A lot of people take on multiple loans to fund their requirements. This can lead to debt accumulation over time. Some of the debt may be good such as a home loan or a car loan since these are secured loans. However, at times, one may be forced to source a high-cost debt in the form of credit cards or personal loans at significantly high-interest rates. This can easily lead to a debt-trap and one may end up having more debt than can be repaid.

While this signals trouble, an individual can still get out of a debt trap by adopting smart financial prudence. Here, we will discuss ways to set up a debt payment plan to help a borrower avoid the dreaded debt trap. 

#1: Start by Making a List of All Ongoing Debts

Before you begin with any strategy, you must be able to access information on all your debts in one place. The list you prepare should include the minimum amount due, the interest rate applicable, and the total amount owed. This list must-have information on all your debt, whether it is credit cards or personal loans or even student loans. If you have borrowed money from family and friends, this too should be included on your list of debt.

Smart Tip - Avoid taking any fresh debt. When you are on the path to set up a debt payment plan, ensure that you avoid any fresh debts. The idea is to come out of the debt trap, therefore, accumulating additional debt will take you on the wrong track.

Additional Reading: Things you must know about debt management plans

#2: Prioritise Your Debts

As a next step, you must organise your list of debts in order of priority. This has to be in the order of paying them off. It is ideal to begin from the smallest amount owed to the largest as this helps to gain a good repayment momentum. 

Another strategy is to organise them as per interest rate, as highest to the lowest. This can help in saving money in the long run as you start paying off debt with higher interest first. Consumer debt generally carries a significantly higher interest rate and hence, it makes sense to begin from here.

Smart Tip – Target the expensive loans first while consolidating your debt. After identifying the most expensive debt, have a strategy in place for repaying the same. Credit card debt is an unsecured loan and if you make the repayment of this first, you will avoid incurring high interest rates. There are also steep penalties associated with it. 

Another idea is to opt for a credit card balance transfer. A balance transfer to a new credit card with a considerably lower rate of interest will benefit you. However, use this option only if there is a considerable interest difference and if you can easily pay off all dues within the promotional period.

#3: Look for Additional Income Sources to Pay Debts

While establishing a debt payment plan, at some point, you have to look for additional income sources to repay the debt faster. This can be done after you have estimated the amount of money available to pay all your debt obligations every month. One of the ways of making more money available for debt closure is to cut back on expenses which can be postponed. Maintaining a strict monthly budget can help in setting aside extra money for debt repayment.

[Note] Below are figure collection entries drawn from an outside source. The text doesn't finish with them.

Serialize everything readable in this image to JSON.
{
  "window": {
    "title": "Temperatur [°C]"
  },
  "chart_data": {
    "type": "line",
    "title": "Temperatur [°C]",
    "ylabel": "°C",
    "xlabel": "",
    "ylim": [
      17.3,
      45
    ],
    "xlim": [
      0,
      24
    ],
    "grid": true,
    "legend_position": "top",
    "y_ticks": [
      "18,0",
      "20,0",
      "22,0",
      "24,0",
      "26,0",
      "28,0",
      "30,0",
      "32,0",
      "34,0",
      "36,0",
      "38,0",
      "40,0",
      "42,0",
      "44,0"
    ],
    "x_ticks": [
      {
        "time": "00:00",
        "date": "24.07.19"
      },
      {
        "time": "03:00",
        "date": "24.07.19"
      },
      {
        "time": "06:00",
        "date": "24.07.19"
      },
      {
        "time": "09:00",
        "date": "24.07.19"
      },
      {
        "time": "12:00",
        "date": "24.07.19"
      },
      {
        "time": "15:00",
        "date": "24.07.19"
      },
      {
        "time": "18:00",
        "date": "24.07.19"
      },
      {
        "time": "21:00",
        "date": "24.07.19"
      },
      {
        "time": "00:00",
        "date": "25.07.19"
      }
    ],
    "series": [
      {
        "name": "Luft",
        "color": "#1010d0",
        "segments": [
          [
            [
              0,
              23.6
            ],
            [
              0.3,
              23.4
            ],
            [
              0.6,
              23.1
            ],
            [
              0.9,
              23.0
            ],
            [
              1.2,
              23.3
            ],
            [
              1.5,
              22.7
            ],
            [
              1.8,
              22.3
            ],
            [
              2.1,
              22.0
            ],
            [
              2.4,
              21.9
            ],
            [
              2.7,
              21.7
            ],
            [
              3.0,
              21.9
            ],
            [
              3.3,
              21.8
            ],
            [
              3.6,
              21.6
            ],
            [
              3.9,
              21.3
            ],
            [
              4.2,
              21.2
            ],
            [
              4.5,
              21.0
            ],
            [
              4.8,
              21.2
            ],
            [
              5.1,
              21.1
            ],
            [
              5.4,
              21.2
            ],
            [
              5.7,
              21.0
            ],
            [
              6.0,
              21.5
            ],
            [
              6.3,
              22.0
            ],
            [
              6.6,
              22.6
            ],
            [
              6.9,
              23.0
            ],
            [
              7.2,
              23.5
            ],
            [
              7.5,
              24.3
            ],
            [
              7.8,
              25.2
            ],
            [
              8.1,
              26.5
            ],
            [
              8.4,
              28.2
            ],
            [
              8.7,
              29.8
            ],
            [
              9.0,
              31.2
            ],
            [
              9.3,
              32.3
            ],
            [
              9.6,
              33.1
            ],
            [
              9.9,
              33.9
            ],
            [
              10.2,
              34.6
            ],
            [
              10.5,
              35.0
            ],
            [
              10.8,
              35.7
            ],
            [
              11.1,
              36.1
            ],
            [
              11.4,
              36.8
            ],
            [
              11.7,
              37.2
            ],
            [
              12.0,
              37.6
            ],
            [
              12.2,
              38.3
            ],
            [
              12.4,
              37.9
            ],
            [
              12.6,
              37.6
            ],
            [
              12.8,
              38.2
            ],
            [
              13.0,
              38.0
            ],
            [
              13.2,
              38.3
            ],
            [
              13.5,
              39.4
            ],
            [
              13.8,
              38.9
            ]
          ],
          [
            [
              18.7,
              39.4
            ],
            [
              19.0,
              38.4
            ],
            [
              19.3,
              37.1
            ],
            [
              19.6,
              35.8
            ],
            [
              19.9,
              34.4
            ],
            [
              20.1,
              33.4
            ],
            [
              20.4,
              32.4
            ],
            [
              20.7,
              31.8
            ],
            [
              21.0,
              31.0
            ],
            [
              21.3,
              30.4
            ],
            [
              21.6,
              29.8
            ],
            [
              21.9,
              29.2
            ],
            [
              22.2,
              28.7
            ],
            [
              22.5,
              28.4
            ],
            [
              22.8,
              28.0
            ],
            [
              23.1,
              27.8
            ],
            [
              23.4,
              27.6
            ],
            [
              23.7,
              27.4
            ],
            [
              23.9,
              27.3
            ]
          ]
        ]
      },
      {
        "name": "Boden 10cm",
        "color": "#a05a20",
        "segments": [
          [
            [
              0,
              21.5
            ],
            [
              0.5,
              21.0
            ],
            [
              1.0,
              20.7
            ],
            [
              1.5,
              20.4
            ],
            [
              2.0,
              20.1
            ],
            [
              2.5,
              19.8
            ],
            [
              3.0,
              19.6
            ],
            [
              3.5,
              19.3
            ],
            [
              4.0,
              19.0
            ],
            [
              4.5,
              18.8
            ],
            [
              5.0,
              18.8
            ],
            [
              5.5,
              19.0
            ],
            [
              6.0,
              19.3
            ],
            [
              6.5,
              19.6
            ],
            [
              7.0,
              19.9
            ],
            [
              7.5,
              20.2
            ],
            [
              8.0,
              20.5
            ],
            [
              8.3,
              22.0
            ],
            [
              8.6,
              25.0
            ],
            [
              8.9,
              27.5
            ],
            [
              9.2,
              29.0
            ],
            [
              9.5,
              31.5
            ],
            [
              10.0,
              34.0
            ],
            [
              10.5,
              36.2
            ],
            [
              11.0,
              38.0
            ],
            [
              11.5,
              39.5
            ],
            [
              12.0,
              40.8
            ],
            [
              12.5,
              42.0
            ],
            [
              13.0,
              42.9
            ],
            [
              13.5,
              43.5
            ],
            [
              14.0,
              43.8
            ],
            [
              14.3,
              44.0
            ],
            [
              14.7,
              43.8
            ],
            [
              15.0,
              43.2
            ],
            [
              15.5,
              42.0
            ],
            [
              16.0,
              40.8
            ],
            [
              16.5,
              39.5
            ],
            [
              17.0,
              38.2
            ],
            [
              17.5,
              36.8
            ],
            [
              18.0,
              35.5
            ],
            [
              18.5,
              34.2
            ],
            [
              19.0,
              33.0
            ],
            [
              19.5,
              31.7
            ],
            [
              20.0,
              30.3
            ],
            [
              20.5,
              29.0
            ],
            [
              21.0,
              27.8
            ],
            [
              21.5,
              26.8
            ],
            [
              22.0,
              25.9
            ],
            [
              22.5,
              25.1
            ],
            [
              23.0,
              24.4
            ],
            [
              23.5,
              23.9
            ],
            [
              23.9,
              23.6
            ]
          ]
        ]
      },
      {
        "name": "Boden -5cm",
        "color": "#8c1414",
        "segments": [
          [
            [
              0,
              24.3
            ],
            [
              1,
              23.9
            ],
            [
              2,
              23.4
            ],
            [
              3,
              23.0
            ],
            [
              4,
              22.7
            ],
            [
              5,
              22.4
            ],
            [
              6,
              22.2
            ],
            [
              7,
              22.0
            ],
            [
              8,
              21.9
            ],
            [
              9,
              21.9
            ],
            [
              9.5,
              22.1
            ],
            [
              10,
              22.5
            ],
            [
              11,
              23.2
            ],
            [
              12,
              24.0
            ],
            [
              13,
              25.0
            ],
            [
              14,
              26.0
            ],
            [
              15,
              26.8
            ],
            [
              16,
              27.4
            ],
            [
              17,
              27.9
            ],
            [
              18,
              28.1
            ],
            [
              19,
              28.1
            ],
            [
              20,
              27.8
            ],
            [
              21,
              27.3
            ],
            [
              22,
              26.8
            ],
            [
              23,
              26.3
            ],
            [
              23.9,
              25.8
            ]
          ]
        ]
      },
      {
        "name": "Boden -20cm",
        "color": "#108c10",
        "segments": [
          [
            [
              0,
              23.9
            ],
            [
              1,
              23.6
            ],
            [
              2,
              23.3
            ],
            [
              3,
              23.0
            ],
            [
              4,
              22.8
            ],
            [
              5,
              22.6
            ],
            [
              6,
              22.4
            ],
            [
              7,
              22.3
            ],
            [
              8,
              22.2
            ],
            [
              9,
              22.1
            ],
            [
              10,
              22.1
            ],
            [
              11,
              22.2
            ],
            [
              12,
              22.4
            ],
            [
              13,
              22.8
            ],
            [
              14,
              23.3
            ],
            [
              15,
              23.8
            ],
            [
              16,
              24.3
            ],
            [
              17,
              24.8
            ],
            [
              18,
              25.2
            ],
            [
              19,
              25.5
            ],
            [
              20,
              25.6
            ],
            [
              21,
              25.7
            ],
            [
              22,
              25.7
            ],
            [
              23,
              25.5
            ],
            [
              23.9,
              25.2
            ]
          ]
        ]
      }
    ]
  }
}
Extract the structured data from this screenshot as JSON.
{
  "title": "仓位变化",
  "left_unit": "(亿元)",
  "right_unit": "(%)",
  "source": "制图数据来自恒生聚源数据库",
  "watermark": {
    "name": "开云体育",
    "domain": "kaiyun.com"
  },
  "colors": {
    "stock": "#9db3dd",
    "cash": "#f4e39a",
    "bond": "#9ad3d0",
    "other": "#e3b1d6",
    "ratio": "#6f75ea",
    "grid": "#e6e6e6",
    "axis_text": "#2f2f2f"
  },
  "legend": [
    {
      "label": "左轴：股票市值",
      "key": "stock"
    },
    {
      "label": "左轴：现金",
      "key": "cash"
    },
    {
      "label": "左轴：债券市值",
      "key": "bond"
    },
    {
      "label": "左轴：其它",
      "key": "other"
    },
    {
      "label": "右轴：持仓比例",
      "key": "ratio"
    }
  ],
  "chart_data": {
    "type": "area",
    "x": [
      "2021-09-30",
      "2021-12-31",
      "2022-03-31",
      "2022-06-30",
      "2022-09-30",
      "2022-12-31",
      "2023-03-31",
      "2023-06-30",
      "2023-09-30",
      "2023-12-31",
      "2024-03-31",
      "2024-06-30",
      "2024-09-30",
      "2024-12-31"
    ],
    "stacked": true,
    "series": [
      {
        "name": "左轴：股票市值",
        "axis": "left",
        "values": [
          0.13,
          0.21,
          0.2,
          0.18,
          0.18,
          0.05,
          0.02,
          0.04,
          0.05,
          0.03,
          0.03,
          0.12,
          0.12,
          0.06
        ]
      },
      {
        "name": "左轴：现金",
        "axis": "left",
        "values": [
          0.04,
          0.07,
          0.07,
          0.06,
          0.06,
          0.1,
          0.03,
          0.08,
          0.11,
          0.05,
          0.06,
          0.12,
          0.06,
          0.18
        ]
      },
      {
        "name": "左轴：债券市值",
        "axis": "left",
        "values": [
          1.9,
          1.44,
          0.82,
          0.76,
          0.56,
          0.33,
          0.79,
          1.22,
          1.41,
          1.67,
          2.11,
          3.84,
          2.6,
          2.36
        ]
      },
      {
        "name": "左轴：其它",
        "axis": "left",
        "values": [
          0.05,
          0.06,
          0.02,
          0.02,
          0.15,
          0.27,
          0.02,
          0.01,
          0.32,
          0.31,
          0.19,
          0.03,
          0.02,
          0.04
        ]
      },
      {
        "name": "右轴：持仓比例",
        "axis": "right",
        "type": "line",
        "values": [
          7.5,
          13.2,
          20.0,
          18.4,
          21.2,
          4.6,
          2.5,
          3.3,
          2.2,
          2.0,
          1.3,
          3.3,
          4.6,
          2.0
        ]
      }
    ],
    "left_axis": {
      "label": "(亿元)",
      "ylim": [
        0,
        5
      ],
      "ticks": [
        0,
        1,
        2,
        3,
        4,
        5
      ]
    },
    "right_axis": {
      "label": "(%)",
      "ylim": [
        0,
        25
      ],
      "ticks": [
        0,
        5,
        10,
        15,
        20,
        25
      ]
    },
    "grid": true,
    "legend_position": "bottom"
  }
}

Smart Tip – If you are looking to close your debt faster than estimated, try to increase your income. You can look for additional income-generating opportunities like freelance jobs, part-time work, etc to collect that extra income each month.

#4: Target One Debt at a Time

If you wish to succeed in your debt repayment strategy, you should target paying off the first few debts on the list. Set aside all extra money for these initial important debt payments, while making the minimum payment for the remaining.

Smart Tip – Try debt consolidation as one of the ways to dissolve the debt trap faster. This involves taking a new, lower-cost loan for paying several pending debts which have higher interest rates. With debt consolidation, you will effectively combine multiple debts into a single blanket debt. This strategy opens gateways to favourable repayment terms, lower interest fees and lower EMIs.

#5: Shift to the Next Debt 

After managing to pay off the first debt on the priority list, you must quickly move on to the next one. Quickly switching to the next debt owed will ensure that you can check off all the debts on your list faster than estimated. When you initiate debt repayment, it may seem like a never-ending task, however, as you switch to the next debt, the repayment will gain momentum and you will be debt-free in no time.

#6: Focus on Building Savings

As soon as you complete paying off your debts, try to focus on setting aside savings every month. This will prevent any future build-up of debt and you can avoid a debt-trap. You can also set aside an emergency fund to take better control of your finances.

Additional Reading: Guide to Debt Settlement: How it Works & Potential Risks

Smart Tip – Chalk out a budget and try to stick to it. A budget will help you in avoiding any unnecessary expenses until you are financially comfortable. You can also try to avoid using credit cards unless necessary.

If you are unable to set up a debt plan yourself, you can always seek professional help. You can reach out to professional experts like CreditMantri who can provide their advisory services and design a repayment plan for you. They can help in creating a budget and expenditure limits for better planning. 


Apart from making timely EMIs payments, you can aim for a debt-free future before your loan tenure lapses. A debt payment plan can help you in taking charge of your finances and managing your funds such that you have sufficient money for the future. Begin with small changes while amending your financial habits and this will surely lead you to your financial goals.